Parents’ perceptions and experiences of parent-mediated intervention : a qualitative approach. (2020)
Type of ContentTheses / Dissertations
Thesis DisciplineHealth Sciences
Degree NameMaster of Arts
PublisherUniversity of Canterbury
AuthorsSeo, Jiwonshow all
Parent Mediated Intervention (PMI) is a type of early intervention that provides systematic training in evidence-based intervention techniques to support parents to deliver therapy for their child with ASD. PMI is found to be one of the most cost-effective and ecologically validating approaches, where the role of parents is advocated and maximised. In the past few decades, much research has been undertaken to examine the effectiveness of PMI. However, there has been little research into how parents perceive and experience PMI. The two studies in this thesis addressed this gap by providing a qualitative systematic review and synthesis of parents’ perceptions of PMI (Study 1), and a qualitative analysis of parents’ experiences participating in ESDM-based parent training and low-intensity direct therapy (Study 2).
Study 1: Qualitative systematic review and synthesis of parents’ perceptions of PMI
Objectives: First, to identify and synthesise the factors that facilitated or challenged parents’ engagement in the parent-training component of PMI, and second, to evaluate the perceived outcomes of PMI from the perspectives of parents.
Method: A systematic search of qualitative studies relating to parents’ perceptions and experiences of PMI for children with ASD was undertaken.
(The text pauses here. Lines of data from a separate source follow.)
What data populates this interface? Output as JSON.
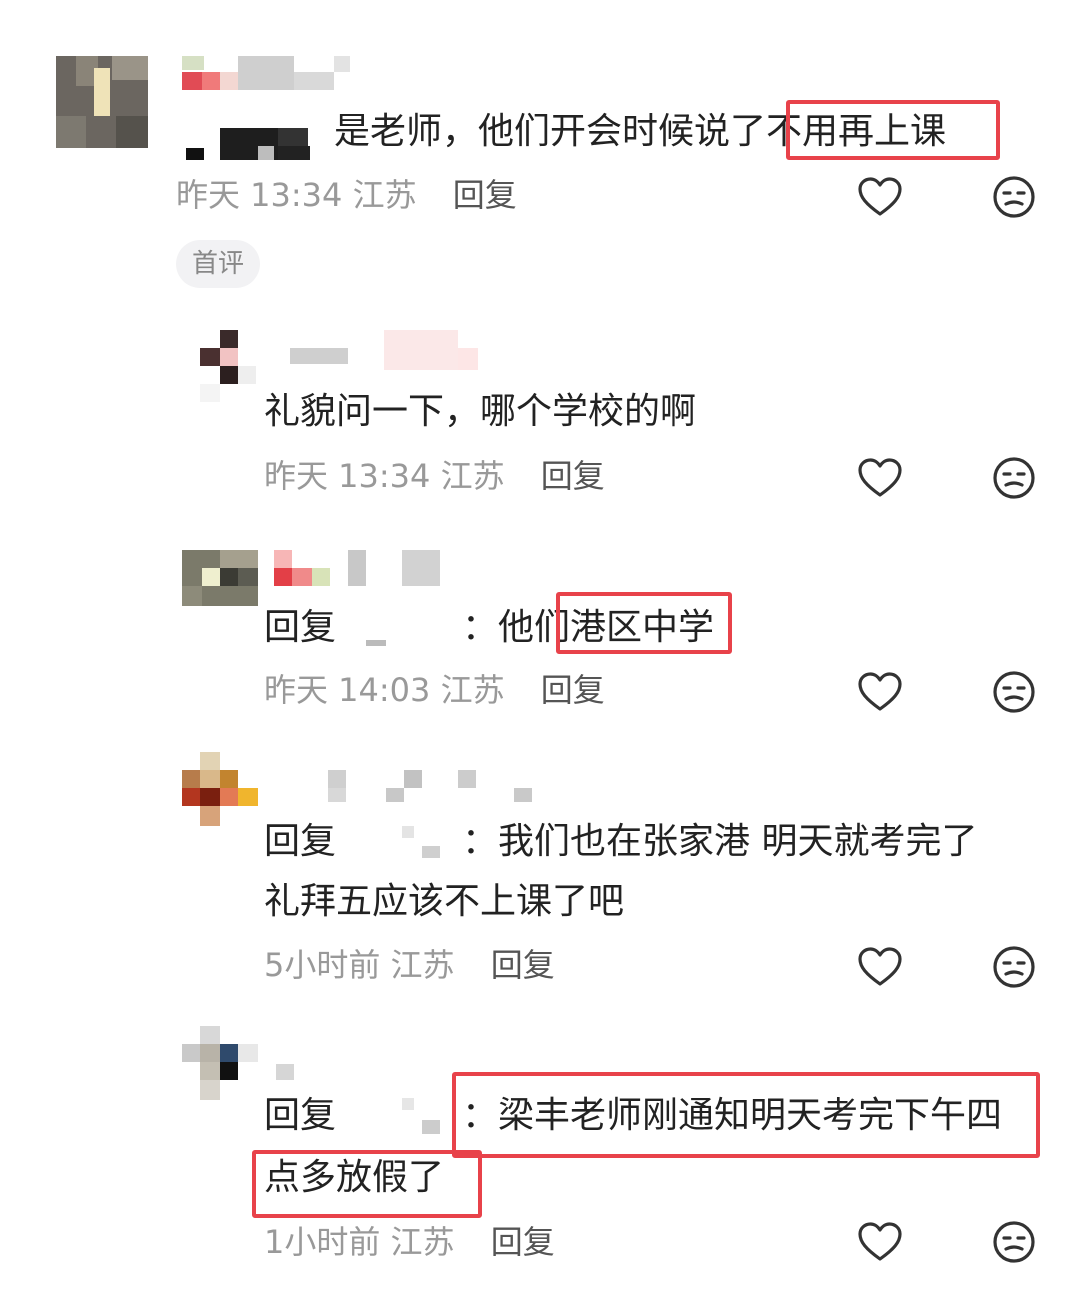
{
  "comments": [
    {
      "text": "是老师，他们开会时候说了不用再上课",
      "highlight": "不用再上课",
      "time": "昨天 13:34",
      "location": "江苏",
      "reply_label": "回复",
      "badge": "首评"
    },
    {
      "text": "礼貌问一下，哪个学校的啊",
      "time": "昨天 13:34",
      "location": "江苏",
      "reply_label": "回复"
    },
    {
      "reply_prefix": "回复",
      "text_before": "：他们",
      "highlight": "港区中学",
      "time": "昨天 14:03",
      "location": "江苏",
      "reply_label": "回复"
    },
    {
      "reply_prefix": "回复",
      "line1": "：我们也在张家港 明天就考完了",
      "line2": "礼拜五应该不上课了吧",
      "time": "5小时前",
      "location": "江苏",
      "reply_label": "回复"
    },
    {
      "reply_prefix": "回复",
      "line1": "：梁丰老师刚通知明天考完下午四",
      "line2": "点多放假了",
      "time": "1小时前",
      "location": "江苏",
      "reply_label": "回复"
    }
  ],
  "icons": {
    "like": "heart-icon",
    "dislike": "meh-face-icon"
  },
  "colors": {
    "highlight_border": "#e8424a",
    "meta": "#999999"
  }
}
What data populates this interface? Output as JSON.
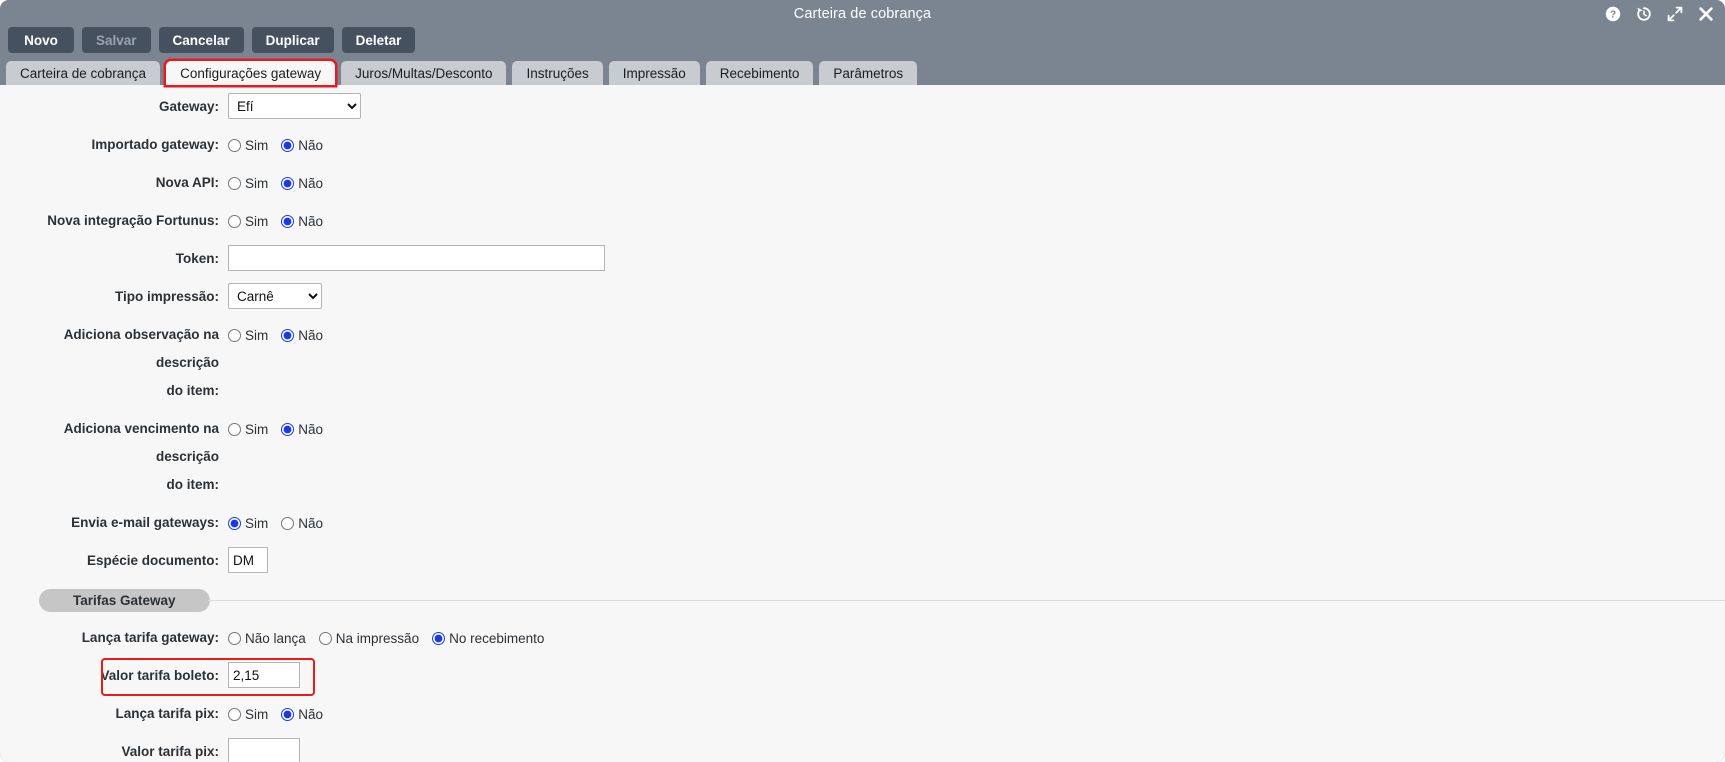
{
  "window": {
    "title": "Carteira de cobrança",
    "icons": [
      {
        "name": "help-icon",
        "glyph": "?"
      },
      {
        "name": "history-icon",
        "glyph": "history"
      },
      {
        "name": "expand-icon",
        "glyph": "expand"
      },
      {
        "name": "close-icon",
        "glyph": "close"
      }
    ]
  },
  "toolbar": {
    "buttons": [
      {
        "label": "Novo",
        "disabled": false
      },
      {
        "label": "Salvar",
        "disabled": true
      },
      {
        "label": "Cancelar",
        "disabled": false
      },
      {
        "label": "Duplicar",
        "disabled": false
      },
      {
        "label": "Deletar",
        "disabled": false
      }
    ]
  },
  "tabs": [
    {
      "label": "Carteira de cobrança",
      "active": false
    },
    {
      "label": "Configurações gateway",
      "active": true
    },
    {
      "label": "Juros/Multas/Desconto",
      "active": false
    },
    {
      "label": "Instruções",
      "active": false
    },
    {
      "label": "Impressão",
      "active": false
    },
    {
      "label": "Recebimento",
      "active": false
    },
    {
      "label": "Parâmetros",
      "active": false
    }
  ],
  "form": {
    "gateway": {
      "label": "Gateway:",
      "value": "Efí",
      "options": [
        "Efí"
      ]
    },
    "importado_gateway": {
      "label": "Importado gateway:",
      "options": [
        "Sim",
        "Não"
      ],
      "selected": "Não"
    },
    "nova_api": {
      "label": "Nova API:",
      "options": [
        "Sim",
        "Não"
      ],
      "selected": "Não"
    },
    "nova_integracao_fortunus": {
      "label": "Nova integração Fortunus:",
      "options": [
        "Sim",
        "Não"
      ],
      "selected": "Não"
    },
    "token": {
      "label": "Token:",
      "value": "",
      "placeholder": ""
    },
    "tipo_impressao": {
      "label": "Tipo impressão:",
      "value": "Carnê",
      "options": [
        "Carnê"
      ]
    },
    "adiciona_observacao": {
      "label_line1": "Adiciona observação na descrição",
      "label_line2": "do item:",
      "options": [
        "Sim",
        "Não"
      ],
      "selected": "Não"
    },
    "adiciona_vencimento": {
      "label_line1": "Adiciona vencimento na descrição",
      "label_line2": "do item:",
      "options": [
        "Sim",
        "Não"
      ],
      "selected": "Não"
    },
    "envia_email_gateways": {
      "label": "Envia e-mail gateways:",
      "options": [
        "Sim",
        "Não"
      ],
      "selected": "Sim"
    },
    "especie_documento": {
      "label": "Espécie documento:",
      "value": "DM"
    }
  },
  "tarifas_section": {
    "title": "Tarifas Gateway",
    "lanca_tarifa_gateway": {
      "label": "Lança tarifa gateway:",
      "options": [
        "Não lança",
        "Na impressão",
        "No recebimento"
      ],
      "selected": "No recebimento"
    },
    "valor_tarifa_boleto": {
      "label": "Valor tarifa boleto:",
      "value": "2,15",
      "highlighted": true
    },
    "lanca_tarifa_pix": {
      "label": "Lança tarifa pix:",
      "options": [
        "Sim",
        "Não"
      ],
      "selected": "Não"
    },
    "valor_tarifa_pix": {
      "label": "Valor tarifa pix:",
      "value": ""
    }
  },
  "colors": {
    "chrome": "#7b8592",
    "button": "#465160",
    "tab_inactive": "#c8cbcf",
    "content_bg": "#f7f7f7",
    "highlight": "#e81a1a",
    "radio_accent": "#1a39e8"
  }
}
Databases searched included Psych Info, MEDLINE, PubMed and Scopus. The Mixed Method Appraisal Tool (MMAT) was used to assess the methodological rigour of the studies, and thematic analysis was employed to synthesise the findings of the included studies.
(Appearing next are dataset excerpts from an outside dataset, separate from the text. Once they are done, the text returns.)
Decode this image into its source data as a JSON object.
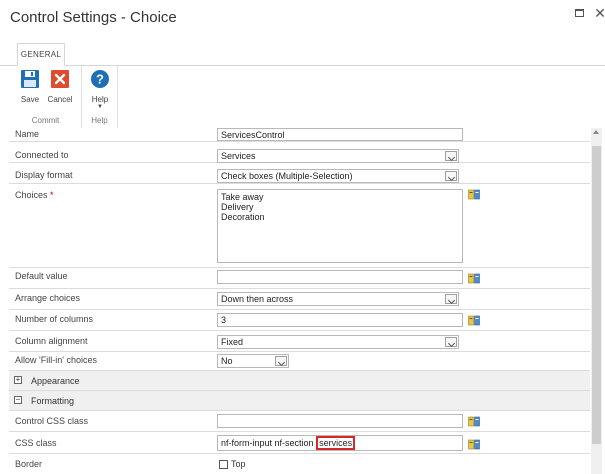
{
  "window": {
    "title": "Control Settings - Choice",
    "maximize_icon": "maximize-icon",
    "close_icon": "close-icon"
  },
  "tabs": [
    {
      "label": "GENERAL",
      "active": true
    }
  ],
  "ribbon": {
    "groups": [
      {
        "label": "Commit",
        "buttons": [
          {
            "label": "Save",
            "icon": "save-icon",
            "color": "#1e6fb5"
          },
          {
            "label": "Cancel",
            "icon": "cancel-icon",
            "color": "#e04b2d"
          }
        ]
      },
      {
        "label": "Help",
        "buttons": [
          {
            "label": "Help",
            "icon": "help-icon",
            "color": "#1e6fb5"
          }
        ]
      }
    ]
  },
  "form": {
    "name": {
      "label": "Name",
      "value": "ServicesControl"
    },
    "connected_to": {
      "label": "Connected to",
      "value": "Services"
    },
    "display_format": {
      "label": "Display format",
      "value": "Check boxes (Multiple-Selection)"
    },
    "choices": {
      "label": "Choices",
      "required_mark": "*",
      "values": [
        "Take away",
        "Delivery",
        "Decoration"
      ]
    },
    "default_value": {
      "label": "Default value",
      "value": ""
    },
    "arrange_choices": {
      "label": "Arrange choices",
      "value": "Down then across"
    },
    "number_of_columns": {
      "label": "Number of columns",
      "value": "3"
    },
    "column_alignment": {
      "label": "Column alignment",
      "value": "Fixed"
    },
    "allow_fill_in": {
      "label": "Allow 'Fill-in' choices",
      "value": "No"
    },
    "appearance_section": {
      "label": "Appearance",
      "toggle": "+"
    },
    "formatting_section": {
      "label": "Formatting",
      "toggle": "−"
    },
    "control_css_class": {
      "label": "Control CSS class",
      "value": ""
    },
    "css_class": {
      "label": "CSS class",
      "value_prefix": "nf-form-input nf-section",
      "value_highlight": "services"
    },
    "border": {
      "label": "Border",
      "option": "Top"
    }
  },
  "colors": {
    "highlight": "#d62828",
    "section_bg": "#f0f0f0",
    "border": "#b8b8b8"
  }
}
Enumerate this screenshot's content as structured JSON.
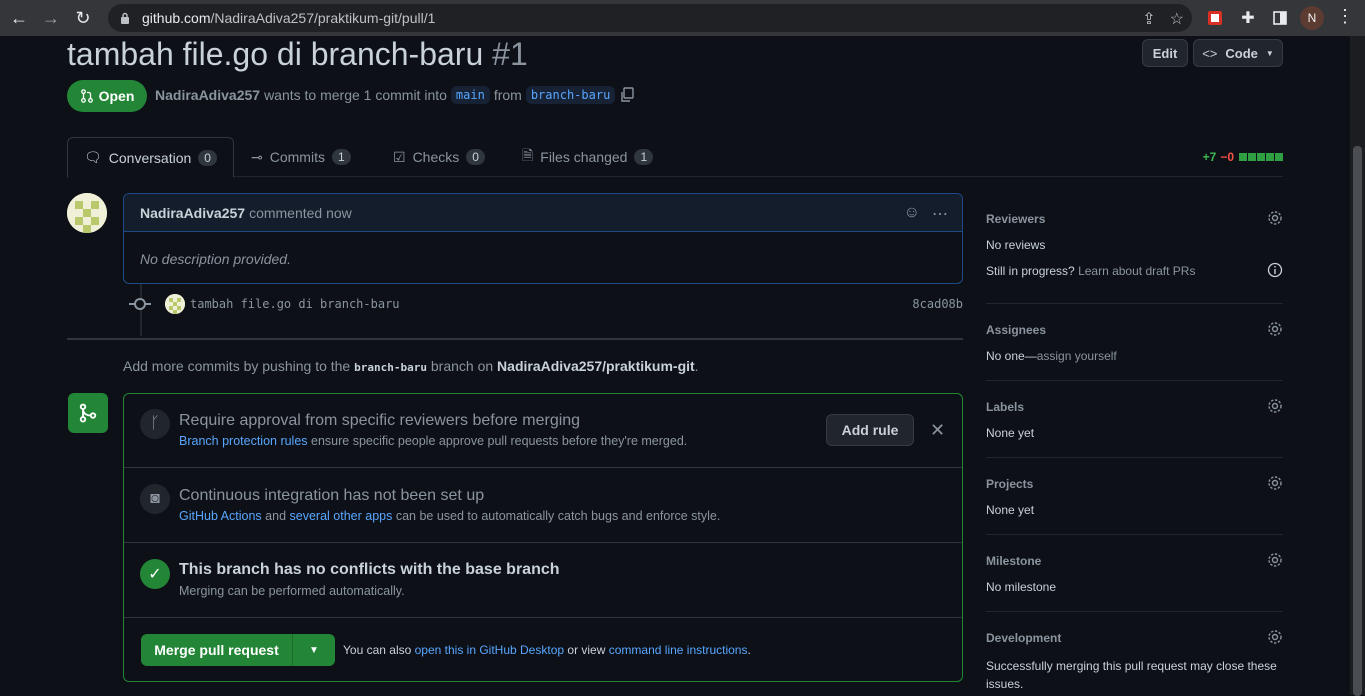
{
  "browser": {
    "url_domain": "github.com",
    "url_path": "/NadiraAdiva257/praktikum-git/pull/1",
    "profile_initial": "N"
  },
  "pr": {
    "title": "tambah file.go di branch-baru",
    "number": "#1",
    "edit_label": "Edit",
    "code_label": "Code",
    "state_label": "Open",
    "author": "NadiraAdiva257",
    "merge_text": "wants to merge 1 commit into",
    "base_branch": "main",
    "from_text": "from",
    "head_branch": "branch-baru"
  },
  "tabs": [
    {
      "label": "Conversation",
      "count": "0"
    },
    {
      "label": "Commits",
      "count": "1"
    },
    {
      "label": "Checks",
      "count": "0"
    },
    {
      "label": "Files changed",
      "count": "1"
    }
  ],
  "diffstat": {
    "additions": "+7",
    "deletions": "−0"
  },
  "comment": {
    "author": "NadiraAdiva257",
    "action": "commented now",
    "body": "No description provided."
  },
  "commit": {
    "message": "tambah file.go di branch-baru",
    "sha": "8cad08b"
  },
  "push_hint": {
    "prefix": "Add more commits by pushing to the",
    "branch": "branch-baru",
    "middle": "branch on",
    "repo": "NadiraAdiva257/praktikum-git",
    "suffix": "."
  },
  "mergebox": {
    "approval_title": "Require approval from specific reviewers before merging",
    "approval_link": "Branch protection rules",
    "approval_text": "ensure specific people approve pull requests before they're merged.",
    "add_rule_label": "Add rule",
    "ci_title": "Continuous integration has not been set up",
    "ci_link1": "GitHub Actions",
    "ci_and": "and",
    "ci_link2": "several other apps",
    "ci_text": "can be used to automatically catch bugs and enforce style.",
    "conflict_title": "This branch has no conflicts with the base branch",
    "conflict_sub": "Merging can be performed automatically.",
    "merge_label": "Merge pull request",
    "alt_prefix": "You can also",
    "alt_link1": "open this in GitHub Desktop",
    "alt_mid": "or view",
    "alt_link2": "command line instructions",
    "alt_suffix": "."
  },
  "sidebar": {
    "reviewers_title": "Reviewers",
    "reviewers_value": "No reviews",
    "reviewers_progress": "Still in progress?",
    "reviewers_learn": "Learn about draft PRs",
    "assignees_title": "Assignees",
    "assignees_value": "No one—",
    "assignees_link": "assign yourself",
    "labels_title": "Labels",
    "labels_value": "None yet",
    "projects_title": "Projects",
    "projects_value": "None yet",
    "milestone_title": "Milestone",
    "milestone_value": "No milestone",
    "development_title": "Development",
    "development_value": "Successfully merging this pull request may close these issues."
  },
  "colors": {
    "accent": "#58a6ff",
    "success": "#238636",
    "bg": "#0d1117"
  }
}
Results: A total of 358 studies were identified, and 15 studies met the inclusion criteria. Of the 15 studies, one was excluded as it failed to meet the two screening criteria outlined in the MMAT. Three main themes and ten subthemes were identified: (1) facilitating factors (therapist factors, flexibility and accessibility and benefits of a group-based format), (2) perceived barriers (difficulty coping with programme demands, circumstantial challenges, unmet needs of parents), and (3) perceived outcomes (acquisition of knowledge and skills, changes in parents’ perception of their child and themselves, improved sense of well-being and improved parent-child relationship).
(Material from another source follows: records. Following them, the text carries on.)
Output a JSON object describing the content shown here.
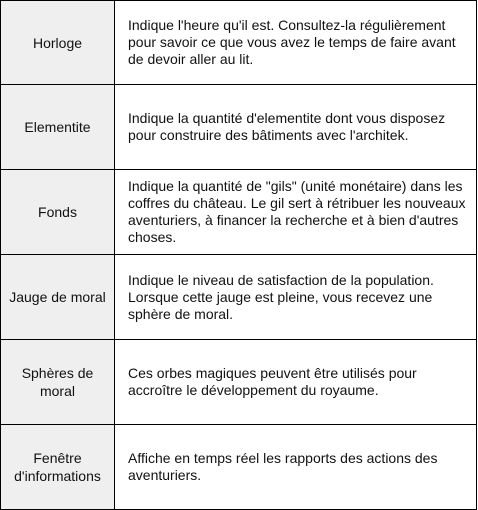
{
  "rows": [
    {
      "term": "Horloge",
      "description": "Indique l'heure qu'il est. Consultez-la régulièrement pour savoir ce que vous avez le temps de faire avant de devoir aller au lit."
    },
    {
      "term": "Elementite",
      "description": "Indique la quantité d'elementite dont vous disposez pour construire des bâtiments avec l'architek."
    },
    {
      "term": "Fonds",
      "description": "Indique la quantité de \"gils\" (unité monétaire) dans les coffres du château. Le gil sert à rétribuer les nouveaux aventuriers, à financer la recherche et à bien d'autres choses."
    },
    {
      "term": "Jauge de moral",
      "description": "Indique le niveau de satisfaction de la population. Lorsque cette jauge est pleine, vous recevez une sphère de moral."
    },
    {
      "term": "Sphères de moral",
      "description": "Ces orbes magiques peuvent être utilisés pour accroître le développement du royaume."
    },
    {
      "term": "Fenêtre d'informations",
      "description": "Affiche en temps réel les rapports des actions des aventuriers."
    }
  ]
}
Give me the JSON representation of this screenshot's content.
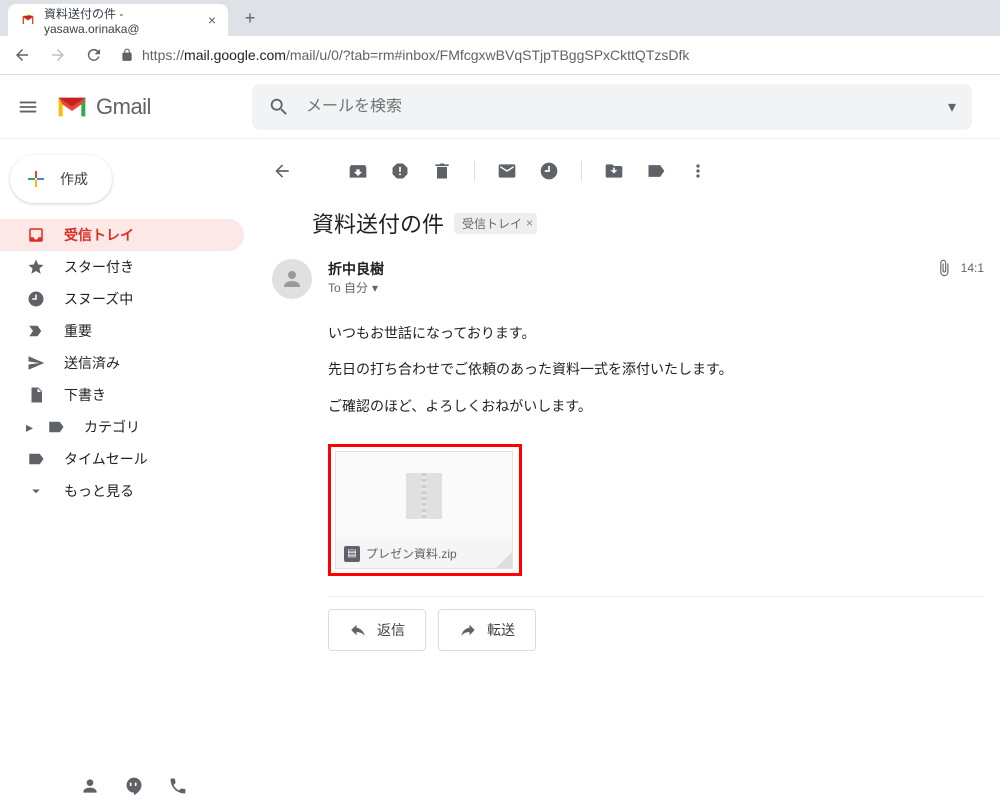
{
  "browser": {
    "tab_title": "資料送付の件 - yasawa.orinaka@",
    "url_prefix": "https://",
    "url_domain": "mail.google.com",
    "url_path": "/mail/u/0/?tab=rm#inbox/FMfcgxwBVqSTjpTBggSPxCkttQTzsDfk"
  },
  "header": {
    "app_name": "Gmail",
    "search_placeholder": "メールを検索"
  },
  "compose_label": "作成",
  "sidebar": {
    "items": [
      {
        "label": "受信トレイ"
      },
      {
        "label": "スター付き"
      },
      {
        "label": "スヌーズ中"
      },
      {
        "label": "重要"
      },
      {
        "label": "送信済み"
      },
      {
        "label": "下書き"
      },
      {
        "label": "カテゴリ"
      },
      {
        "label": "タイムセール"
      },
      {
        "label": "もっと見る"
      }
    ]
  },
  "email": {
    "subject": "資料送付の件",
    "inbox_chip": "受信トレイ",
    "sender_name": "折中良樹",
    "to_line": "To 自分",
    "time": "14:1",
    "body_lines": [
      "いつもお世話になっております。",
      "先日の打ち合わせでご依頼のあった資料一式を添付いたします。",
      "ご確認のほど、よろしくおねがいします。"
    ],
    "attachment_name": "プレゼン資料.zip",
    "reply_label": "返信",
    "forward_label": "転送"
  }
}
Conclusion: Two main conclusions were drawn from the findings. Firstly, the provision of PMI may benefit from establishing positive parent-therapist relationship, providing flexible scheduling and convenient location, supporting parents’ emotional wellbeing and using a group-training format. Secondly, the theme perceived outcomes suggested that the positive impact of parent-training may occur at three levels. At first, parents gain new knowledge and skills through training. This then helps them to change the way they see themselves and their child, improve their interaction with their child and increase their sense of wellbeing. As a result, the relationship between parents and their child improves.
Study 2: Qualitative analysis of parents’ perceptions of ESDM-based parent-training and low-intensity direct-therapy
Background: This study explored parents’ perceptions and experiences of participating in ESDM-based parent-training and low-intensity ESDM direct-therapy. The data was gathered by an external research team as a part of their experimental research. A semi-structured interview was used to collect the data, and the verbatim transcripts of the interviews was provided for the purpose of this study.
Objectives: This study had two key objectives. The first was to understand how parents perceive ESDM-based parent-training and low-intensity direct-therapy. The second was to identify parent’s preference between the two interventions approaches.
Method: The interview transcripts of four parents of young children with ASD were analysed using a qualitative content analysis.